Unfortunately for Ronald the war got in the way of his writing and after he finished his studies he dutifully went to the battlefields of France even though the whole business horrified him. At the end of each day he wondered what had been achieved. One of the few things that helped him through the terrible time was the knowledge that Edith was waiting for him back at home in England for the pair had got married just before Ronald had left for France.

Several of Ronald’s closest and dearest friends from his school days died in the war and he decided that it was up to him and his words to “endure” and to make a difference. He began to write his epic collection of tales “The Silmarillion” in honour of his friends. Though this was truly a work that came from the heart it was another work which really changed Ronald’s life. It all began when he wrote the words “In a hole in the ground there lived a hobbit” on a blank piece of paper. Once the story of Bilbo Baggins was complete people began to talk about it and Ronald was approached by a publisher. The book was an instant success and soon the public was clamouring for another hobbit story.

It took a while and its final form was the subject of much discussion, but eventually the three books that made up “Lord of the Rings” were in the book shops. At last the public had more stories about hobbits.

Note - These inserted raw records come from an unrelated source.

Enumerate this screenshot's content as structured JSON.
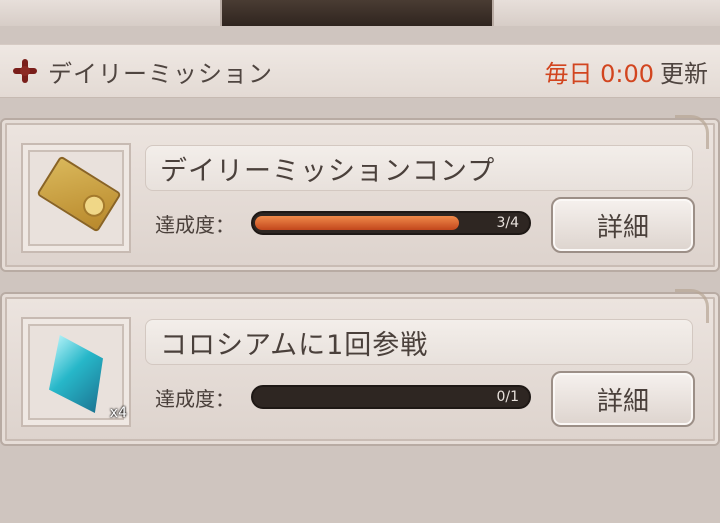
{
  "header": {
    "title": "デイリーミッション",
    "reset_time": "毎日 0:00",
    "reset_label": "更新"
  },
  "missions": [
    {
      "title": "デイリーミッションコンプ",
      "progress_label": "達成度：",
      "progress_text": "3/4",
      "progress_fraction": 0.75,
      "detail_label": "詳細",
      "icon": "ticket-icon"
    },
    {
      "title": "コロシアムに1回参戦",
      "progress_label": "達成度：",
      "progress_text": "0/1",
      "progress_fraction": 0.0,
      "detail_label": "詳細",
      "reward_quantity": "x4",
      "icon": "crystal-icon"
    }
  ],
  "colors": {
    "accent": "#d2451f",
    "progress_fill": "#c2471c",
    "icon_accent": "#7a1e1a"
  }
}
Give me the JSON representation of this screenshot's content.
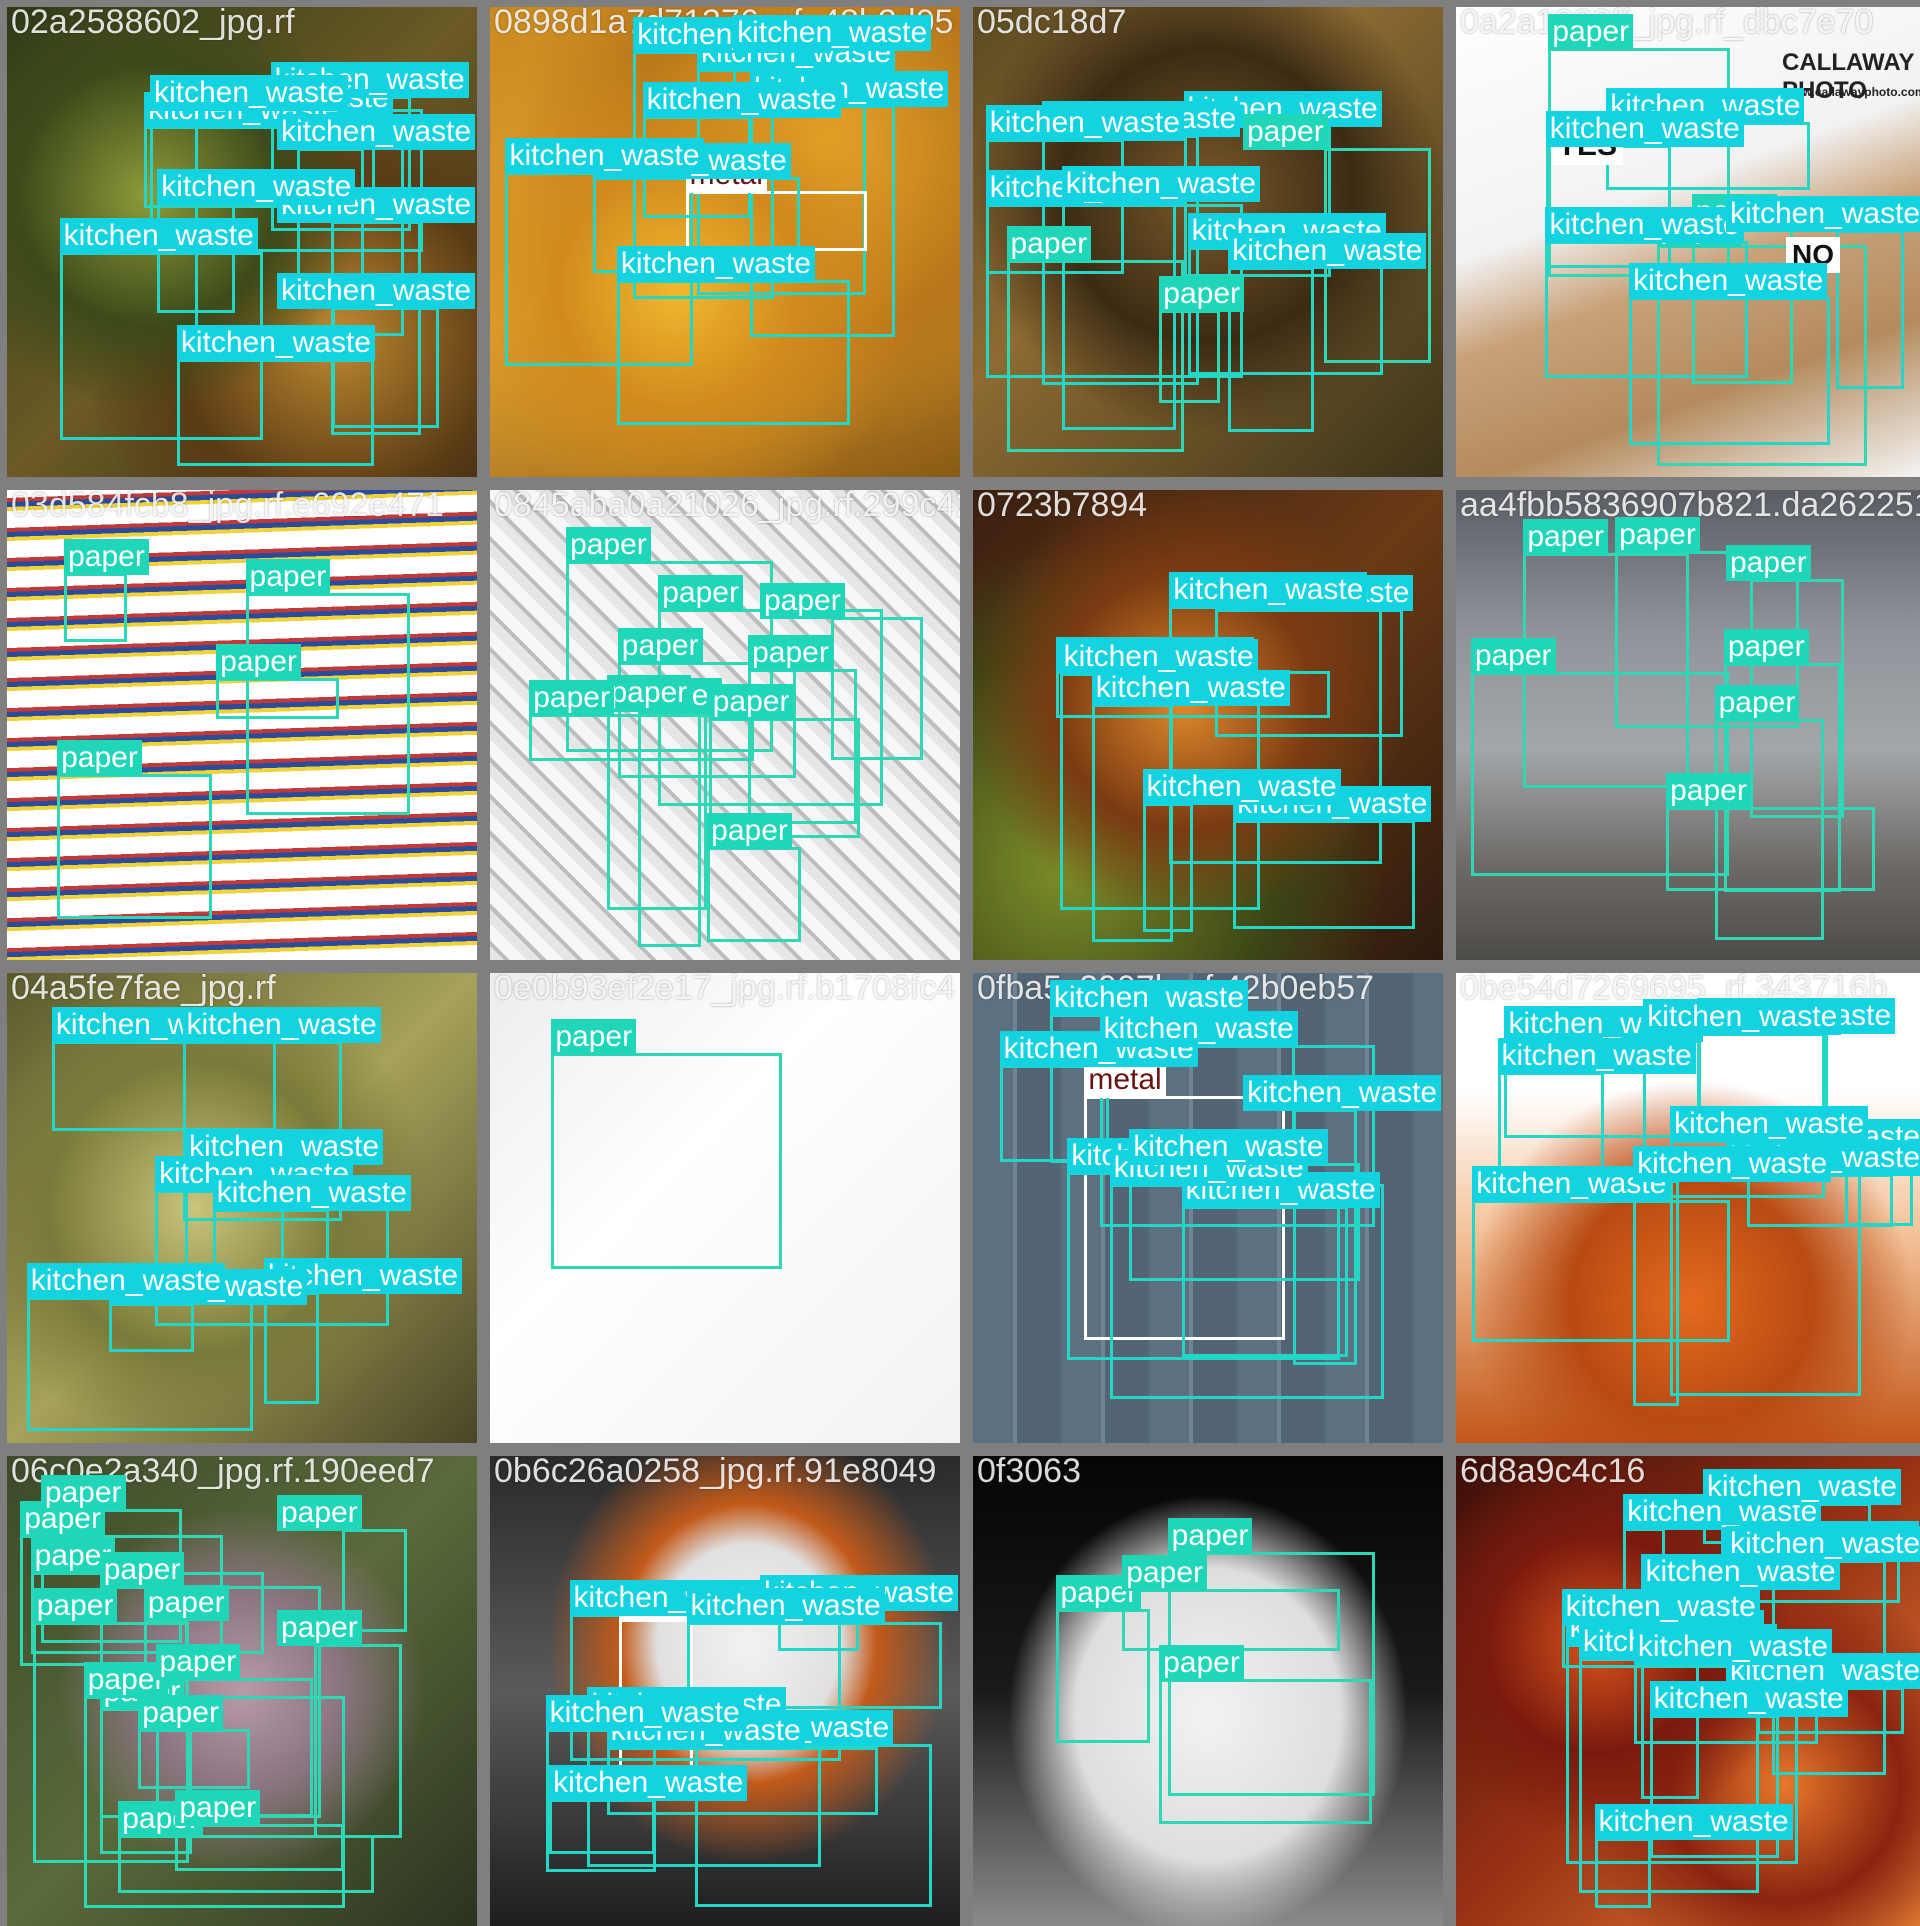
{
  "tiles": [
    {
      "filename": "02a2588602_jpg.rf",
      "background": "compost",
      "labels": [
        [
          "kitchen_waste",
          "kitchen"
        ],
        [
          "kitchen_waste",
          "kitchen"
        ],
        [
          "kitchen_waste",
          "kitchen"
        ],
        [
          "kitchen_waste",
          "kitchen"
        ],
        [
          "kitchen_waste",
          "kitchen"
        ],
        [
          "kitchen_waste",
          "kitchen"
        ],
        [
          "kitchen_waste",
          "kitchen"
        ],
        [
          "kitchen_waste",
          "kitchen"
        ],
        [
          "kitchen_waste",
          "kitchen"
        ],
        [
          "kitchen_waste",
          "kitchen"
        ]
      ]
    },
    {
      "filename": "0898d1a7d71376ccf_48b2d05",
      "background": "peel",
      "labels": [
        [
          "kitchen_waste",
          "kitchen"
        ],
        [
          "kitchen_waste",
          "kitchen"
        ],
        [
          "metal",
          "metal"
        ],
        [
          "kitchen_waste",
          "kitchen"
        ],
        [
          "kitchen_waste",
          "kitchen"
        ],
        [
          "kitchen_waste",
          "kitchen"
        ],
        [
          "kitchen_waste",
          "kitchen"
        ],
        [
          "kitchen_waste",
          "kitchen"
        ],
        [
          "kitchen_waste",
          "kitchen"
        ]
      ]
    },
    {
      "filename": "05dc18d7",
      "background": "dump",
      "labels": [
        [
          "kitchen_waste",
          "kitchen"
        ],
        [
          "kitchen_waste",
          "kitchen"
        ],
        [
          "kitchen_waste",
          "kitchen"
        ],
        [
          "kitchen_waste",
          "kitchen"
        ],
        [
          "paper",
          "paper"
        ],
        [
          "kitchen_waste",
          "kitchen"
        ],
        [
          "paper",
          "paper"
        ],
        [
          "paper",
          "paper"
        ],
        [
          "kitchen_waste",
          "kitchen"
        ],
        [
          "kitchen_waste",
          "kitchen"
        ]
      ]
    },
    {
      "filename": "0a2a1033ff_jpg.rf_dbc7e70",
      "background": "cardboard",
      "labels": [
        [
          "paper",
          "paper"
        ],
        [
          "paper",
          "paper"
        ],
        [
          "paper",
          "paper"
        ],
        [
          "kitchen_waste",
          "kitchen"
        ],
        [
          "kitchen_waste",
          "kitchen"
        ],
        [
          "kitchen_waste",
          "kitchen"
        ],
        [
          "kitchen_waste",
          "kitchen"
        ],
        [
          "kitchen_waste",
          "kitchen"
        ]
      ],
      "overlay_text": [
        "YES",
        "NO",
        "CALLAWAY PHOTO",
        "www.callawayphoto.com"
      ]
    },
    {
      "filename": "03d584fcb8_jpg.rf.e692e471",
      "background": "magazines",
      "labels": [
        [
          "paper",
          "paper"
        ],
        [
          "paper",
          "paper"
        ],
        [
          "paper",
          "paper"
        ],
        [
          "paper",
          "paper"
        ]
      ]
    },
    {
      "filename": "0845aba0a21026_jpg.rf.299c427a",
      "background": "news",
      "labels": [
        [
          "paper",
          "paper"
        ],
        [
          "paper",
          "paper"
        ],
        [
          "paper",
          "paper"
        ],
        [
          "paper",
          "paper"
        ],
        [
          "paper",
          "paper"
        ],
        [
          "paper",
          "paper"
        ],
        [
          "paper",
          "paper"
        ],
        [
          "paper",
          "paper"
        ],
        [
          "paper",
          "paper"
        ],
        [
          "paper",
          "paper"
        ]
      ]
    },
    {
      "filename": "0723b7894",
      "background": "veg",
      "labels": [
        [
          "kitchen_waste",
          "kitchen"
        ],
        [
          "kitchen_waste",
          "kitchen"
        ],
        [
          "kitchen_waste",
          "kitchen"
        ],
        [
          "kitchen_waste",
          "kitchen"
        ],
        [
          "kitchen_waste",
          "kitchen"
        ],
        [
          "kitchen_waste",
          "kitchen"
        ],
        [
          "kitchen_waste",
          "kitchen"
        ]
      ]
    },
    {
      "filename": "aa4fbb5836907b821.da262251",
      "background": "factory",
      "labels": [
        [
          "paper",
          "paper"
        ],
        [
          "paper",
          "paper"
        ],
        [
          "paper",
          "paper"
        ],
        [
          "paper",
          "paper"
        ],
        [
          "paper",
          "paper"
        ],
        [
          "paper",
          "paper"
        ],
        [
          "paper",
          "paper"
        ]
      ]
    },
    {
      "filename": "04a5fe7fae_jpg.rf",
      "background": "scraps",
      "labels": [
        [
          "kitchen_waste",
          "kitchen"
        ],
        [
          "kitchen_waste",
          "kitchen"
        ],
        [
          "kitchen_waste",
          "kitchen"
        ],
        [
          "kitchen_waste",
          "kitchen"
        ],
        [
          "kitchen_waste",
          "kitchen"
        ],
        [
          "kitchen_waste",
          "kitchen"
        ],
        [
          "kitchen_waste",
          "kitchen"
        ],
        [
          "kitchen_waste",
          "kitchen"
        ]
      ]
    },
    {
      "filename": "0e0b93ef2e17_jpg.rf.b1708fc4",
      "background": "brownpaper",
      "labels": [
        [
          "paper",
          "paper"
        ]
      ]
    },
    {
      "filename": "0fba5c2907b_rf.42b0eb57",
      "background": "wood",
      "labels": [
        [
          "metal",
          "metal"
        ],
        [
          "kitchen_waste",
          "kitchen"
        ],
        [
          "kitchen_waste",
          "kitchen"
        ],
        [
          "kitchen_waste",
          "kitchen"
        ],
        [
          "kitchen_waste",
          "kitchen"
        ],
        [
          "kitchen_waste",
          "kitchen"
        ],
        [
          "kitchen_waste",
          "kitchen"
        ],
        [
          "kitchen_waste",
          "kitchen"
        ],
        [
          "kitchen_waste",
          "kitchen"
        ]
      ]
    },
    {
      "filename": "0be54d7269695_rf.343716b",
      "background": "orangeveg",
      "labels": [
        [
          "kitchen_waste",
          "kitchen"
        ],
        [
          "kitchen_waste",
          "kitchen"
        ],
        [
          "kitchen_waste",
          "kitchen"
        ],
        [
          "kitchen_waste",
          "kitchen"
        ],
        [
          "kitchen_waste",
          "kitchen"
        ],
        [
          "kitchen_waste",
          "kitchen"
        ],
        [
          "kitchen_waste",
          "kitchen"
        ],
        [
          "kitchen_waste",
          "kitchen"
        ],
        [
          "kitchen_waste",
          "kitchen"
        ]
      ]
    },
    {
      "filename": "06c0e2a340_jpg.rf.190eed7",
      "background": "grass",
      "labels": [
        [
          "paper",
          "paper"
        ],
        [
          "paper",
          "paper"
        ],
        [
          "paper",
          "paper"
        ],
        [
          "paper",
          "paper"
        ],
        [
          "paper",
          "paper"
        ],
        [
          "paper",
          "paper"
        ],
        [
          "paper",
          "paper"
        ],
        [
          "paper",
          "paper"
        ],
        [
          "paper",
          "paper"
        ],
        [
          "paper",
          "paper"
        ],
        [
          "paper",
          "paper"
        ],
        [
          "paper",
          "paper"
        ],
        [
          "paper",
          "paper"
        ],
        [
          "paper",
          "paper"
        ]
      ]
    },
    {
      "filename": "0b6c26a0258_jpg.rf.91e8049",
      "background": "pot",
      "labels": [
        [
          "metal",
          "metal"
        ],
        [
          "kitchen_waste",
          "kitchen"
        ],
        [
          "kitchen_waste",
          "kitchen"
        ],
        [
          "kitchen_waste",
          "kitchen"
        ],
        [
          "kitchen_waste",
          "kitchen"
        ],
        [
          "kitchen_waste",
          "kitchen"
        ],
        [
          "kitchen_waste",
          "kitchen"
        ],
        [
          "kitchen_waste",
          "kitchen"
        ],
        [
          "kitchen_waste",
          "kitchen"
        ]
      ]
    },
    {
      "filename": "0f3063",
      "background": "tp",
      "labels": [
        [
          "paper",
          "paper"
        ],
        [
          "paper",
          "paper"
        ],
        [
          "paper",
          "paper"
        ],
        [
          "paper",
          "paper"
        ]
      ]
    },
    {
      "filename": "6d8a9c4c16",
      "background": "fruit",
      "labels": [
        [
          "kitchen_waste",
          "kitchen"
        ],
        [
          "kitchen_waste",
          "kitchen"
        ],
        [
          "kitchen_waste",
          "kitchen"
        ],
        [
          "kitchen_waste",
          "kitchen"
        ],
        [
          "kitchen_waste",
          "kitchen"
        ],
        [
          "kitchen_waste",
          "kitchen"
        ],
        [
          "kitchen_waste",
          "kitchen"
        ],
        [
          "kitchen_waste",
          "kitchen"
        ],
        [
          "kitchen_waste",
          "kitchen"
        ],
        [
          "kitchen_waste",
          "kitchen"
        ],
        [
          "kitchen_waste",
          "kitchen"
        ],
        [
          "kitchen_waste",
          "kitchen"
        ]
      ]
    }
  ]
}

“The Silmarillion” was not published until after Ronald’s death and it is not as well known as the “The Hobbit” and “Lord of the Rings.” These two wonderful tales are however a literary gift that J.R.R. Tolkien gave to England, and to the world, and there is no doubt that they will stand the test of time much as the mythologies of Finland and Norway have done.

This wonderfully written biography takes us into the world of J.R.R. Tolkien, showing us what a fascinating and delightful man he must have been. Despite all manner of difficulties, he persevered to give us some of the most magical literature that exists in the English language today.